Several years ago a local TV ad campaign ran pictures of dogs and their owners while pitching a product of some kind. In every ad, there was a striking and comical resemblance between the dogs and their owners. I’m not sure if the people picked these dogs because of the resemblance or the resemblance took shape as they lived together. Either way, it made for some great photos.
As we live in close proximity with others, we slowly begin to look like each other. We take on each others’ mannerisms, say the same phrases, express similar attitudes. Over time, we become more and more like the other people in our lives. I heard it said recently that the best indicator of how people vote is what neighborhood they live in. (that is the extent of election references out of me!). We are heavily influenced by the people that we rub shoulders with.
Always Imitating
All of us who have children already know this. Your child begins to change the way they wear their hair, the way they dress, the language they use. You know all of this is coming from their friends. It might be amusing or troubling but they are living out what is instinctual for them – to imitate others. The truth is, we never quite grow out of this. We are made to be imitators.
When we are young we learn everything by imitating those around us. It is very fun to watch my two grandkids live this out these days. The younger one simply has to do everything the older one does.
A moments thought reveals we learn practically everything by imitation. Language is learned by listening and imitating the sounds one hears. Learning a new skill requires watching and imitating. Whatever we most love to do, chances are we have seen someone else doing it which sparked the interest in us. As we begin to practice what we see and hear, whether it be language, skill, or behaviours, we become more and more proficient and the activity feels more and more like it originated with us.
This reminds me of a devastating scene in the movie The Devil Wears Prada where the Anne Hathaway character thinks she has simply chosen a nice blue sweater to wear only to be told in a scathing monologue that she only chose it because the fashion industry put that color before her eyes. She was simply imitating what was placed before her.

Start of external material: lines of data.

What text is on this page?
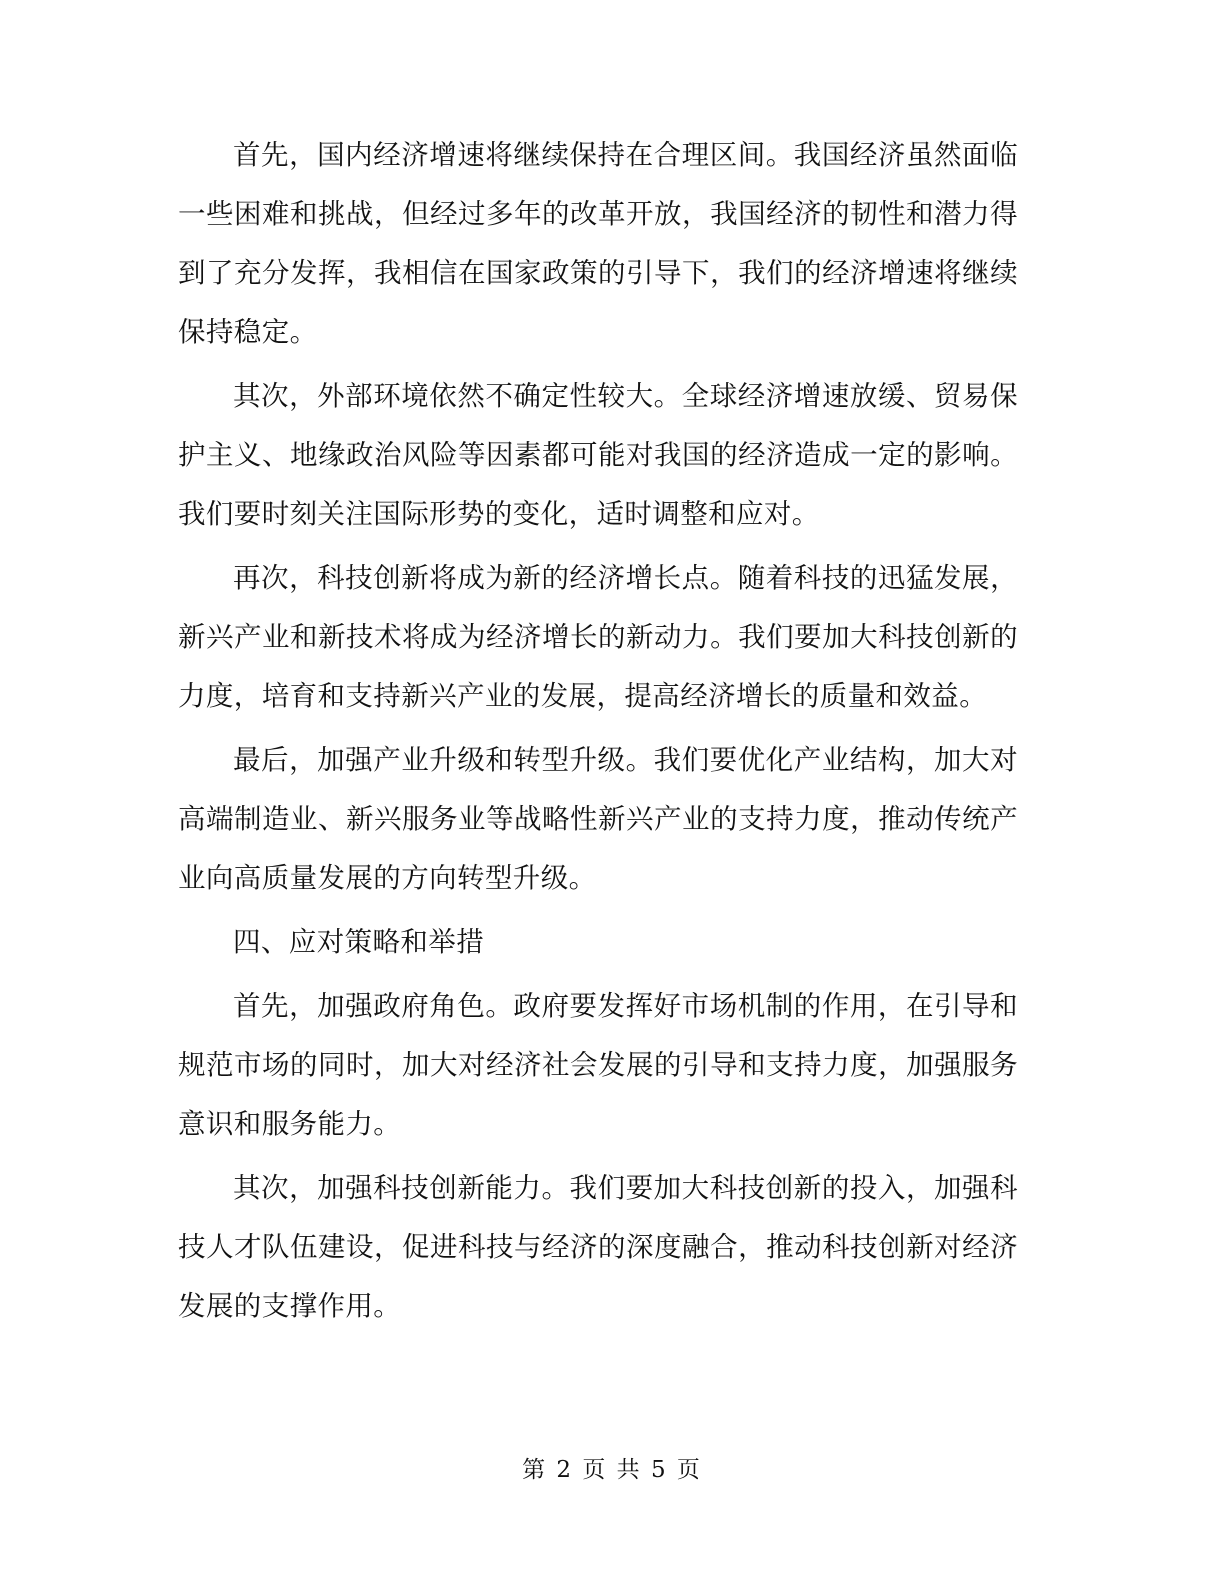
首先，国内经济增速将继续保持在合理区间。我国经济虽然面临一些困难和挑战，但经过多年的改革开放，我国经济的韧性和潜力得到了充分发挥，我相信在国家政策的引导下，我们的经济增速将继续保持稳定。

其次，外部环境依然不确定性较大。全球经济增速放缓、贸易保护主义、地缘政治风险等因素都可能对我国的经济造成一定的影响。我们要时刻关注国际形势的变化，适时调整和应对。

再次，科技创新将成为新的经济增长点。随着科技的迅猛发展，新兴产业和新技术将成为经济增长的新动力。我们要加大科技创新的力度，培育和支持新兴产业的发展，提高经济增长的质量和效益。

最后，加强产业升级和转型升级。我们要优化产业结构，加大对高端制造业、新兴服务业等战略性新兴产业的支持力度，推动传统产业向高质量发展的方向转型升级。

四、应对策略和举措

首先，加强政府角色。政府要发挥好市场机制的作用，在引导和规范市场的同时，加大对经济社会发展的引导和支持力度，加强服务意识和服务能力。

其次，加强科技创新能力。我们要加大科技创新的投入，加强科技人才队伍建设，促进科技与经济的深度融合，推动科技创新对经济发展的支撑作用。

第 2 页 共 5 页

As much as we may want to think of ourselves as free and original people, we are mostly imitating what we have seen around us.
This may seem rather deterministic and depressing but the freedom we do possess is what we choose to look at. What, or who, are we choosing to imitate?

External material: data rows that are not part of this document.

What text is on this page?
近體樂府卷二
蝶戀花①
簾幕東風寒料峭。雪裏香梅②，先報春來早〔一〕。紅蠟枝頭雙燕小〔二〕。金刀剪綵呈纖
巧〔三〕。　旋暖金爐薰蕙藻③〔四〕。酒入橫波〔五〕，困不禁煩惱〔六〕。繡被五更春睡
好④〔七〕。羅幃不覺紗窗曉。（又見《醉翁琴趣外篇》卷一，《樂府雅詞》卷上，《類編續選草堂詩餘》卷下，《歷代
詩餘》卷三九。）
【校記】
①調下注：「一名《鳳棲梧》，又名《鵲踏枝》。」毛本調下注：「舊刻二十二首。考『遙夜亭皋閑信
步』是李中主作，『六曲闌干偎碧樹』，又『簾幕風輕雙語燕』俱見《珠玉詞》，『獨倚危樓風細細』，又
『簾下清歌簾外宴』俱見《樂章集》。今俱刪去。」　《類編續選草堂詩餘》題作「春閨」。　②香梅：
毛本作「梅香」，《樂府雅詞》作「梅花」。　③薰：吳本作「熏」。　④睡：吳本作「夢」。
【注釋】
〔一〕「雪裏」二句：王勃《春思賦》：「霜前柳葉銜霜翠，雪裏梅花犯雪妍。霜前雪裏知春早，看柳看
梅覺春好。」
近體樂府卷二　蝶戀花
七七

Becoming Whom We Contemplate[1]
In Matthew 11:29-30, Jesus invites us to “take his yoke” upon us, a yoke that is “easy and light” and by doing so we will find rest for our souls. Most of the time I hear this passage referred to it’s accompanied by a “Yeah, right. I wish!” We find it difficult to believe that living a “Jesus-life” is anything but easy and light. It seems, well, mostly impossible.
But we are imitators, and the gift that our imagination in prayer affords us is that we can choose what we attend to, what we look at, what we imitate. We can choose to watch Jesus, paying attention to how he lives, what he says and how he says it. The more we do this, the more we begin to believe that a life like this is actually possible. We are seeing it being lived right before our eyes. One of the things we notice is that Jesus does seem to be living rather easy and light, unhurried, and attentive to interruptions. The more we spend time with Jesus in this way, allowing his life to invade our imagination, the more we begin to discover that we are becoming like him. Turning the other cheek, blessing those who hate us, loving the ones who mistreat us – all of this comes more into the realm of possibility because we see Jesus living it.
Real Transformation is Possible
Back in the 14th Century, Ludolph of Saxony, the German theologian and Carthusian monk, wrote that the purpose of meditating on the life of Jesus was “so that our hearts will be poured out into Christ by a perfect transformation into him.”[2] We imitate what we contemplate. Our proximity to Jesus begins, ever so slowly, to form us into ones who look more and more like him.
Of course, this transformation will be slow and is often difficult. In When the Heart Waits, Sue Monk Kidd captures the gravity of becoming who we were created to be through God's transforming work. She prays, and you may want to pray with her,
God, I don't want to live falsely, in self-imposed prisons and fixed, comfortable patterns that confine my soul and diminish the truth in me. So much of me has gone underground. I want to let my soul out . . . I'm scared, God. Make me brave. Lead me into the enormous spaces of becoming. Help me . . . risk becoming the person you created me to be.[3]
The work of inner transformation is a lifelong journey. As we live with Jesus, the Spirit will form our lives to reflect the way of Jesus.
Thanks for reading. Until next Thursday.
[1] This title is from an article by George Aschenbrenner, “Becoming Whom We Contemplate,” The Way Supplement 52, (Spring, 1985).
[2] Milton Walsh, “To Always Be Thinking Somehow About Jesus,” Studies in the Spirituality of Jesuits, 43/1 (Spring 2011): 17. Ludolph's “Vita Christi” was an inspiration for Ignatius as he created his Spiritual Exercises.
[3] Sue Monk Kidd, When the Heart Waits. (New York, NY: HarperCollins, 2016), 55.